Yeah, I just did it again like 10 minutes ago. All of a sudden I started doing “Chelsea” and it was like I became relevant again. She’s an old stand-up friend from way back in the 90s. I thank her every day for putting me on her show. She really reinvented me in a way. She got me back on TV. I mean, “MADtv” had such a weird stigma to it. People in the business hated it. They think it’s awful. All the “MADtv” people that were once on it still get fucked.
How does a show that was on for 14 years get hated so much?
I have no idea. I mean, we got zero advertisement. We never had a billboard. We were never in magazines. We were never advertised at all. The reason they couldn’t cancel it was because we still got pretty good numbers. After 14 years, they decided to yank it and they still haven’t really filled that time slot with a permanent show. Yeah, but they hated it. There are still casting directors now that won’t see me for anything just because I was on “MADtv.”
Looking back now, what do you think of the show?
I mean, a lot of it wasn’t funny, but a lot of “Saturday Night Live” shit wasn’t funny either. There were a lot of sketches I did that I was really proud of and then there were some that were garbage. But that’s how television is. Every TV show does shitty things, know what I mean? But “SNL” was such a big dynasty – and still is – so how were we going to fight against that?

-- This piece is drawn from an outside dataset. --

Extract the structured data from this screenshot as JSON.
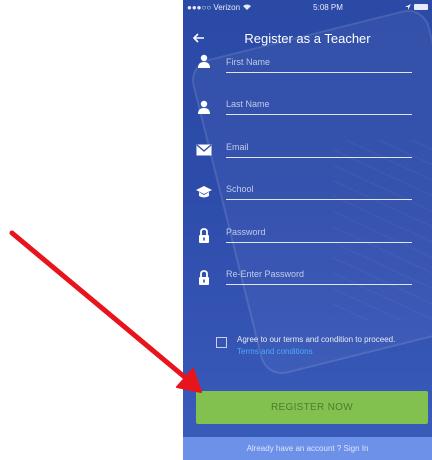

You know, now that I think about it, I can name handfuls of former “SNL” cast members that have gone on to have huge careers in the entertainment industry, but I can’t think of one from “MADtv.” Is there anyone?
We have people with cultish followings like Artie Lange. Then we have Orlando Bloom (he meant Orlando Jones). He was doing a bunch of shit for a while. Alex Borstein is a producer on “Family Guy” (and the voice of Lois Griffin). Even me, I’m doing OK. I have “Harold & Kumar 3” coming out soon. I’m in the new Sasha Baron Cohen movie. I worked with Ben Kingsley and Edward Norton in that one. It’s not like we’re losers. It’s just the fact that there is no one that has hit it huge. We don’t have our Adam Sandler or Eddie Murphy yet.

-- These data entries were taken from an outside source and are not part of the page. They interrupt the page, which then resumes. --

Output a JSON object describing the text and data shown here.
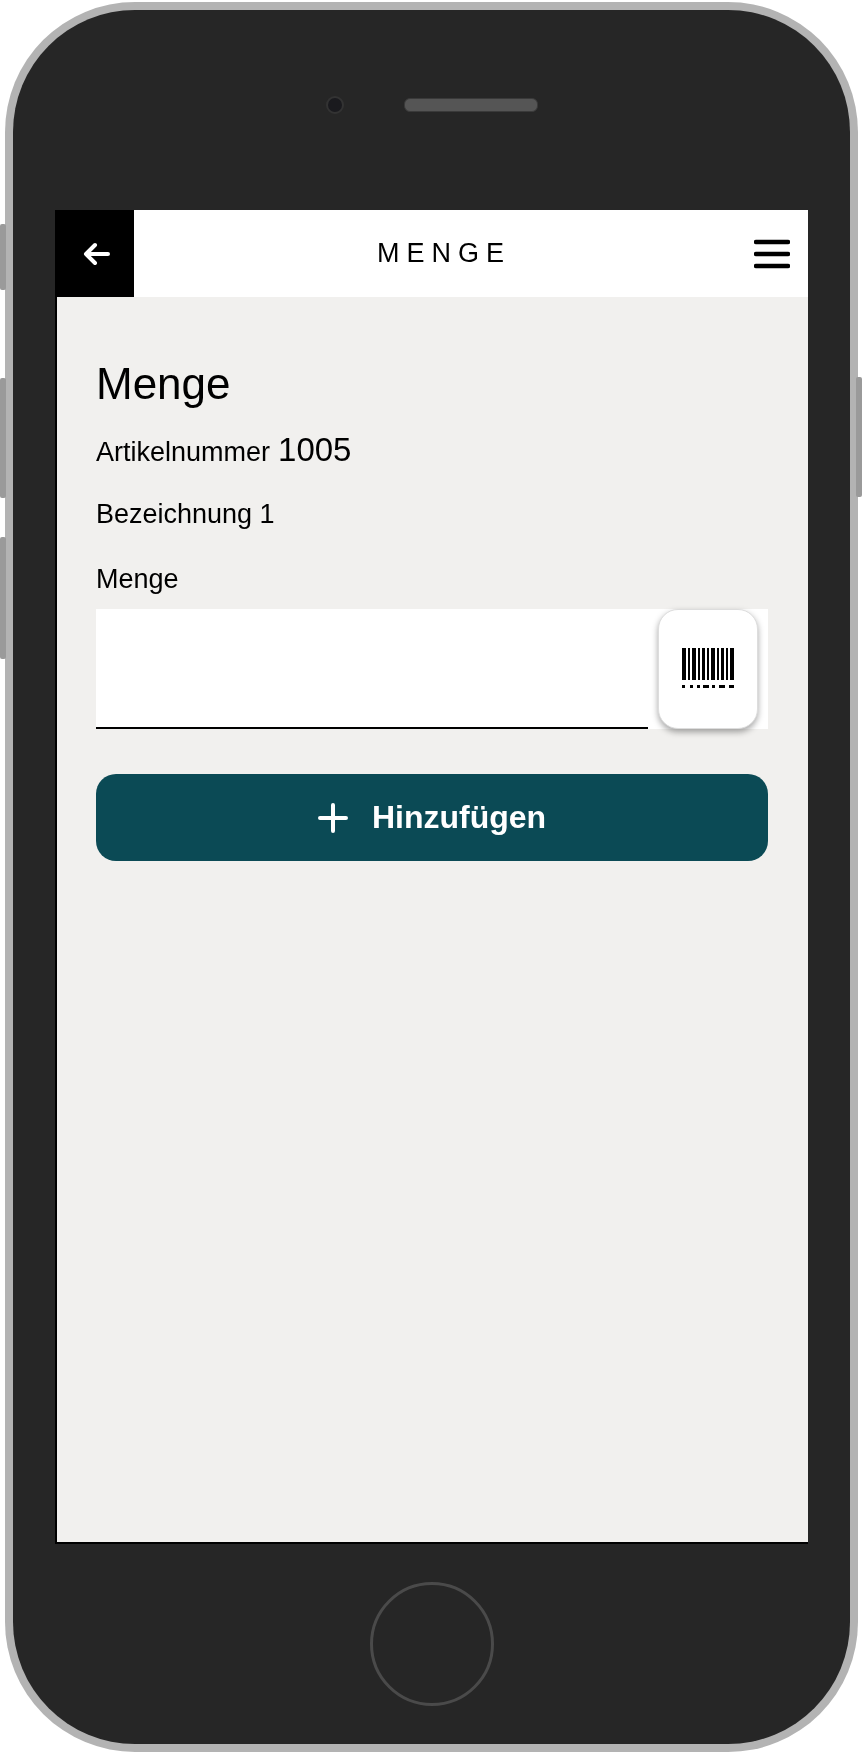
{
  "header": {
    "title": "MENGE"
  },
  "heading": "Menge",
  "article": {
    "label": "Artikelnummer",
    "number": "1005"
  },
  "description": "Bezeichnung 1",
  "quantity_field": {
    "label": "Menge"
  },
  "add_button": {
    "label": "Hinzufügen"
  }
}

So, if you could do it all over again, would you do “MADtv?”
Yeah, because I made a name for myself on that show. A lot of my friends ask me why I did the show. Well, for one, I was broke and struggling and they offered me money. Who’s not going to do it? Who says no to a TV show? As an Asian American comedian, I paved the way for a lot of people like Margaret Cho paved my way. I’m a part of Asian American lineage when it comes to show business.

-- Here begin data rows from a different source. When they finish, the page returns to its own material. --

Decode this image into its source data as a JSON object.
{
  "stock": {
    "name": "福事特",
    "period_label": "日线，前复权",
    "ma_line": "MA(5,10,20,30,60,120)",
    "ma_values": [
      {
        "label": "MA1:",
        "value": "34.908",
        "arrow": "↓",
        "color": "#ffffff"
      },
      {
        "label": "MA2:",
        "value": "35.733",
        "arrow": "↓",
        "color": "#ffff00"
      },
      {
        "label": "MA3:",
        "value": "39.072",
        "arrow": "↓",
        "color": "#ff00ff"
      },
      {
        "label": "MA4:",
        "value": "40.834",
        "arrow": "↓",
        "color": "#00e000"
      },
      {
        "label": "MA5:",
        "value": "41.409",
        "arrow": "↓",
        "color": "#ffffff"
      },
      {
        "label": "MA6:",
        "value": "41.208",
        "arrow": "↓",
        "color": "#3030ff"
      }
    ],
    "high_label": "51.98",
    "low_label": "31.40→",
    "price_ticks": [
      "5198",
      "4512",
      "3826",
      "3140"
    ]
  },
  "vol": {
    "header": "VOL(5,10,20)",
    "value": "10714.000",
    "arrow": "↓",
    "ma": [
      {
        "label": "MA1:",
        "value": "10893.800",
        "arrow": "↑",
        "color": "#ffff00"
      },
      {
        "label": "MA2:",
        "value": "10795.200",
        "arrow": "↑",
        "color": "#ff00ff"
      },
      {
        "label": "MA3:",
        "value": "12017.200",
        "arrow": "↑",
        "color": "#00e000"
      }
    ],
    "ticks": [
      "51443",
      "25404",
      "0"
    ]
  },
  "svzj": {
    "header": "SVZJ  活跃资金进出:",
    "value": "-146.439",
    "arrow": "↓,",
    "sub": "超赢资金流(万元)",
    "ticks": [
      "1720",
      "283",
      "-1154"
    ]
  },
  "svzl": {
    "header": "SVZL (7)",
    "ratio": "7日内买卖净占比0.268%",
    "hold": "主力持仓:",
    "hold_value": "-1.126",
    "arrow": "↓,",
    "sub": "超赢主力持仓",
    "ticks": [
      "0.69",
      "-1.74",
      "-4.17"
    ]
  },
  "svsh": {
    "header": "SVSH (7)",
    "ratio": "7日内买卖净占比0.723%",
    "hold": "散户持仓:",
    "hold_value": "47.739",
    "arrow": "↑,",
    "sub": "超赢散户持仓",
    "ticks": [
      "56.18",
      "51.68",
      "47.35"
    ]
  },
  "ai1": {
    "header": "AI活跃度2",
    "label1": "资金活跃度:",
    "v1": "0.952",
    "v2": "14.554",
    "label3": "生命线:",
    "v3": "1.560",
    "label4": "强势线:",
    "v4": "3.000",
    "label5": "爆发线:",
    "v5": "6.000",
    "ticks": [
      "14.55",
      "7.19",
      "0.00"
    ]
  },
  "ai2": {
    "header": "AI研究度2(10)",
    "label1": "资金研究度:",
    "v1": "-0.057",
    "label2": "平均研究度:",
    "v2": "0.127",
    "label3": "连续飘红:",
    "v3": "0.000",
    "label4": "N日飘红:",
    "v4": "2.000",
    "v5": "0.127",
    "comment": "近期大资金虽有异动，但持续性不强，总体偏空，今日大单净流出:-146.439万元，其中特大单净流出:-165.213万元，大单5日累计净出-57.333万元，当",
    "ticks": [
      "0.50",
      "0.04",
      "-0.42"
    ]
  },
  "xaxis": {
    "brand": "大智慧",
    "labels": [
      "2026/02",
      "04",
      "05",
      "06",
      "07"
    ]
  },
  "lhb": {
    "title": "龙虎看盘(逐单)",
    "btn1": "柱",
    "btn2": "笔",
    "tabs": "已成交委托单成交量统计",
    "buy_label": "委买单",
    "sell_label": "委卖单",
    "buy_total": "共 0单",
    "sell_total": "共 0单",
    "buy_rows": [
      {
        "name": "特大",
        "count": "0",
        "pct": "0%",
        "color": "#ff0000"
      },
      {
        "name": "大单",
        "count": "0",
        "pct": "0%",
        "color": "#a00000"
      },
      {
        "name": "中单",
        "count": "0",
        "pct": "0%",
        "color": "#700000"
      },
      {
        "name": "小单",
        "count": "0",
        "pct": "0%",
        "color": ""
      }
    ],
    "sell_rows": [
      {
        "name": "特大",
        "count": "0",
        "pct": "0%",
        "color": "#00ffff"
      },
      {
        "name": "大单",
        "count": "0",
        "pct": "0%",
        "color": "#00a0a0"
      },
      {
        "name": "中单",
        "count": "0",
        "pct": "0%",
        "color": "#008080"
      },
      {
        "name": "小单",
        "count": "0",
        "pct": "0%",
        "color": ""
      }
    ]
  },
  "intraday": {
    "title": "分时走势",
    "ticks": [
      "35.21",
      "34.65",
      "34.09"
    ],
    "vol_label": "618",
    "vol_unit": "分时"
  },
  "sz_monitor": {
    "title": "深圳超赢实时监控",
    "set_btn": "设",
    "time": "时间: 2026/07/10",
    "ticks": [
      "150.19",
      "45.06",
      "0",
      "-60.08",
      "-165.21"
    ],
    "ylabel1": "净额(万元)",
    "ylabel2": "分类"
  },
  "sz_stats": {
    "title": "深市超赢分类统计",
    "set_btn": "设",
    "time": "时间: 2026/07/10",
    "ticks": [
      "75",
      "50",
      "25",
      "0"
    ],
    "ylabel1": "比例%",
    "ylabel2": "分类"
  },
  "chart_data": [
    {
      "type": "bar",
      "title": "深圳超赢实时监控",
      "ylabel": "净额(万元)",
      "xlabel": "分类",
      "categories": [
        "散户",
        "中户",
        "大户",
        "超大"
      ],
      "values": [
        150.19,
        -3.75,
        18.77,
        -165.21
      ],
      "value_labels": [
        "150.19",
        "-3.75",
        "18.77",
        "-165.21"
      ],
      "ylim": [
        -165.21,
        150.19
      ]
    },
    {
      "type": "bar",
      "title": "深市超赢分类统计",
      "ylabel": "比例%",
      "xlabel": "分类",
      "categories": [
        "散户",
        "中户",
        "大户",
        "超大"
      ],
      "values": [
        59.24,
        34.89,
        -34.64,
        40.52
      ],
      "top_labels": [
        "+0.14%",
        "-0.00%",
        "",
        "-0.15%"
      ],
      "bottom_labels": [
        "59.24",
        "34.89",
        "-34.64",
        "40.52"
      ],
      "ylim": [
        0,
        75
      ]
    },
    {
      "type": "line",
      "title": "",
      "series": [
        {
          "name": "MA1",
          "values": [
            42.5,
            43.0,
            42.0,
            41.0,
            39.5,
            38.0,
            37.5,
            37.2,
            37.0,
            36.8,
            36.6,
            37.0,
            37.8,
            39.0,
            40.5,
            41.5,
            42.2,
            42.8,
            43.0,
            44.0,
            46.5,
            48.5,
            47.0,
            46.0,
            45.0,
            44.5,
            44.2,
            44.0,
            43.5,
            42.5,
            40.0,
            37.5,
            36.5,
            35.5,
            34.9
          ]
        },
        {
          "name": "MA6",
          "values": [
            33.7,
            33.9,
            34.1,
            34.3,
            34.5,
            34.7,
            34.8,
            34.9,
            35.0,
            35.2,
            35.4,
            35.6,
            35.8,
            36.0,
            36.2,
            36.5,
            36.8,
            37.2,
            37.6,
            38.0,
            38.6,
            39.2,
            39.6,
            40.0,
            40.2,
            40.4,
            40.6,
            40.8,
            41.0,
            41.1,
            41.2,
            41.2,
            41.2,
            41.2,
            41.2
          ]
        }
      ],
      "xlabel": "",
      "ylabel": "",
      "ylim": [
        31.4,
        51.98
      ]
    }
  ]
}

Are Asian American comedians supportive of each other in the business?
Oh, yeah, there are no weird egos or anything like that. Like, I’m good friends with John Cho from “Harold & Kumar.” We became friends because a long time ago we both auditioned for the role of Harold and it came down to the two of us and he got it. John and I are like brothers. It’s great because Asian Americans are doing well now. We’re on TV more. It’s a reflection on how things are changing. We’re all trying to support each other.
Would you like to be the first cast member from “MADtv” that breaks out and becomes a big star?
I mean, that’s not up to me. It’s not really something I even know if I want. At the end of the day all I can do is my job as a comedian and get laughs. All I know is that I just want to work, so I can eat. So, yeah, I’m eating. I’m helping my family out. I love where I’m at. I’m a survivor.